Depuis maintenant quelques mois les côtes méditerranéennes italiennes, autrefois cartes postales paradisiaques, voit échouer sur leurs rivages la misère du tiers-monde. L’horizon du pays de la dolce vita est jonché de bateaux ivres, chancelant seulement pour les plus solides, coulant pour les cas les plus tragiques, sous le poids de la pauvreté de centaines de naufragés du malheur bravant la mer sur des embarcations de fortunes au péril de leur vie pour fuir les atrocités des guerres sévissant chez eux. Contraints de risquer leur vie pour ne pas la perdre, ces sinistrés de la société laissent derrière eux le chaos poussés à avancer vers une terre non promise mais panacée de leur détresse. Le joli dégradé bleu de la mer épousant le ciel laisse désormais place à un spectacle de désolation, reproduction malheureuse d’un célèbre tableau de Théodore Géricault.

Au commencement nouvelles coqueluches des médias, les migrants, ainsi que les appellent ces derniers, se fondent aujourd’hui dans le décor et ne nourrissent plus les machines à pathos que sont les journaux d’informations en continu et autres presses poubelles. Relatés, constatés, commentés, sur-commentés, instrumentalisés, pour fabriquer du compassionnel et du sensationnel, chair fraîche qu’on donne en pâture aux petits gloutons cathodiques avides de buzz inédit, m’obligeant à tomber dans la formule pléonastique, étant bien entendu qu’à la base le propre du buzz est d’être inédit, tellement celui-ci vient saturer nos fenêtres d’informations.

Mais quid de l’analyse, de l’enquête journalistique, de la causalité, bref de la pensée ? Car quand on se veut journaliste il ne suffit pas de combler du temps de cerveau disponible avec du commentaire de commentaire servant la soupe aux pontifes politiques ou d’attiser les passions tristes en éculant les poncifs s’adressant aux viscères des masses plutôt qu’à leur cerveau, appuyant de la sorte l’émergence des partis fascistes.

 

Alors prenons de la hauteur pour sortir de la trivialité et du manichéisme servis sur plateaux et essayons d’identifier la cause du phénomène, de mettre en lumière et à la barre de la raison les responsables de cette paupérisation extrême des populations conduisant à des flux migratoires de survie concentrés vers un nombre réduit de destinations. Car comme le disait justement Camus : " Mal nommer les choses c’est ajouter aux malheurs du mondes."

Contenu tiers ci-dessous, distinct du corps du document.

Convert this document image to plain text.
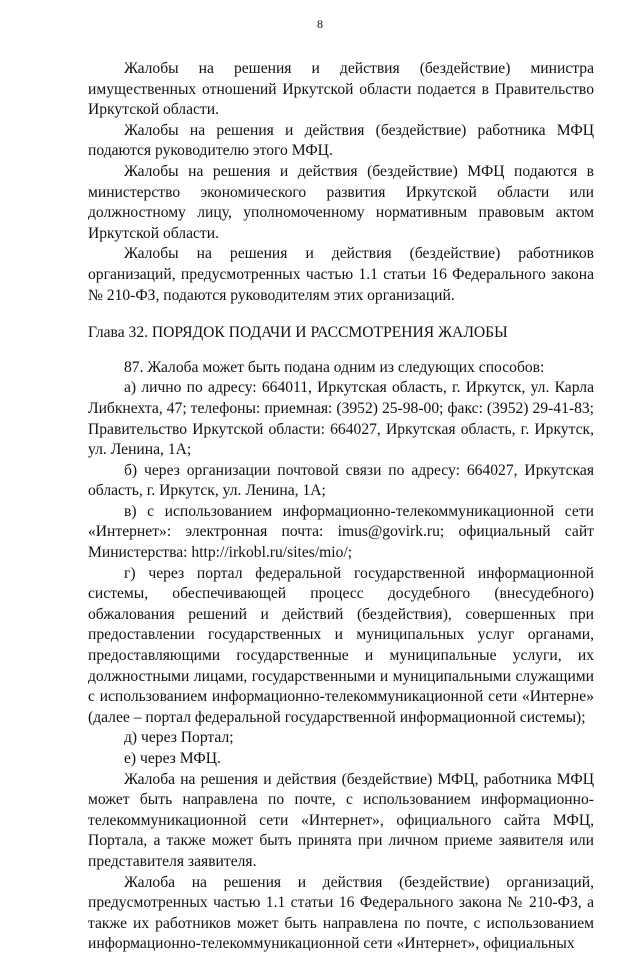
8

Жалобы на решения и действия (бездействие) министра имущественных отношений Иркутской области подается в Правительство Иркутской области.

Жалобы на решения и действия (бездействие) работника МФЦ подаются руководителю этого МФЦ.

Жалобы на решения и действия (бездействие) МФЦ подаются в министерство экономического развития Иркутской области или должностному лицу, уполномоченному нормативным правовым актом Иркутской области.

Жалобы на решения и действия (бездействие) работников организаций, предусмотренных частью 1.1 статьи 16 Федерального закона № 210-ФЗ, подаются руководителям этих организаций.

Глава 32. ПОРЯДОК ПОДАЧИ И РАССМОТРЕНИЯ ЖАЛОБЫ

87. Жалоба может быть подана одним из следующих способов:

а) лично по адресу: 664011, Иркутская область, г. Иркутск, ул. Карла Либкнехта, 47; телефоны: приемная: (3952) 25-98-00; факс: (3952) 29-41-83; Правительство Иркутской области: 664027, Иркутская область, г. Иркутск, ул. Ленина, 1А;

б) через организации почтовой связи по адресу: 664027, Иркутская область, г. Иркутск, ул. Ленина, 1А;

в) с использованием информационно-телекоммуникационной сети «Интернет»: электронная почта: imus@govirk.ru; официальный сайт Министерства: http://irkobl.ru/sites/mio/;

г) через портал федеральной государственной информационной системы, обеспечивающей процесс досудебного (внесудебного) обжалования решений и действий (бездействия), совершенных при предоставлении государственных и муниципальных услуг органами, предоставляющими государственные и муниципальные услуги, их должностными лицами, государственными и муниципальными служащими с использованием информационно-телекоммуникационной сети «Интерне» (далее – портал федеральной государственной информационной системы);

д) через Портал;

е) через МФЦ.

Жалоба на решения и действия (бездействие) МФЦ, работника МФЦ может быть направлена по почте, с использованием информационно-телекоммуникационной сети «Интернет», официального сайта МФЦ, Портала, а также может быть принята при личном приеме заявителя или представителя заявителя.

Жалоба на решения и действия (бездействие) организаций, предусмотренных частью 1.1 статьи 16 Федерального закона № 210-ФЗ, а также их работников может быть направлена по почте, с использованием информационно-телекоммуникационной сети «Интернет», официальных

Nommons donc les choses, nommons le mal pour tenter de trouver les solutions adéquates. Quel est ce mal qui ronge les trois quarts de la planète en perpétrant des inégalités sociales, sociétales, économiques et politiques engageant un processus de clochardisation de la société ? Le libéralisme économique. Cette idéologie donnant le monopole à l’économie de marché, donc à l’argent, permet l’enrichissement des plus riches sur le dos des plus pauvres, localisant les richesses mondiales dans un nombre toujours plus limité de lieux laissant le plus grand nombre se battre pour les miettes débinées par l’ogre libéral.

Evidemment les quelques miettes ne suffisent pas au nombre toujours plus grandissant des gens de peu qui se voient obligés d’émigrer vers un horizon dorée qui rétrécit proportionnellement à l’augmentation de la misère mondiale. Et les pays frontaliers d’évacuer cette misère créée pendant que ses administrateurs se déchargent de toutes responsabilités rejetant la faute sur les dictatures et le manque de libéralisme chez les pays touchés : si ça ne marche pas, c’est qu’il n’y a pas assez de libéralisme. Allons donc !

Les dictatures deviennent donc boucs émissaires idéaux, parfaits pour légitimer, sous prétexte des droits de l’Homme, la diplomatie au mortier pratiquée envers les pays offrant des avantages géopolitiques, géostratégiques, militaires, miniers, laissant derrière elle charniers, ruines et guerres civiles.

 

Alors en semant le vent on récolte la tempête, et selon les lois de l’effet papillon un bombardement par-ci amène un flot de migrants par-là. Et les petits semeurs de mort de discourir dans leurs salons, le cul vissé dans leur fauteuil de cuir capitonné et dans la presse jouant d’exercices de rhétoriques et de gloses, Bernard-Henri Lévy au premier rang de ce bastion occidental mené par les USA.

Pourtant les solutions existent, sans même parler de sortir de la logique libérale, Michel Onfray en a donné une très intéressantes qui malheureusement n’a pas eu l’écho qu’elle méritait. Le philosophe proposait une conférence internationale dans laquelle les pays occidentaux tels que la France et les Etats-unis reconnaissaient leur responsabilité et agissant en conséquences se répartissaient de manière équitable l’accueil de leurs victimes.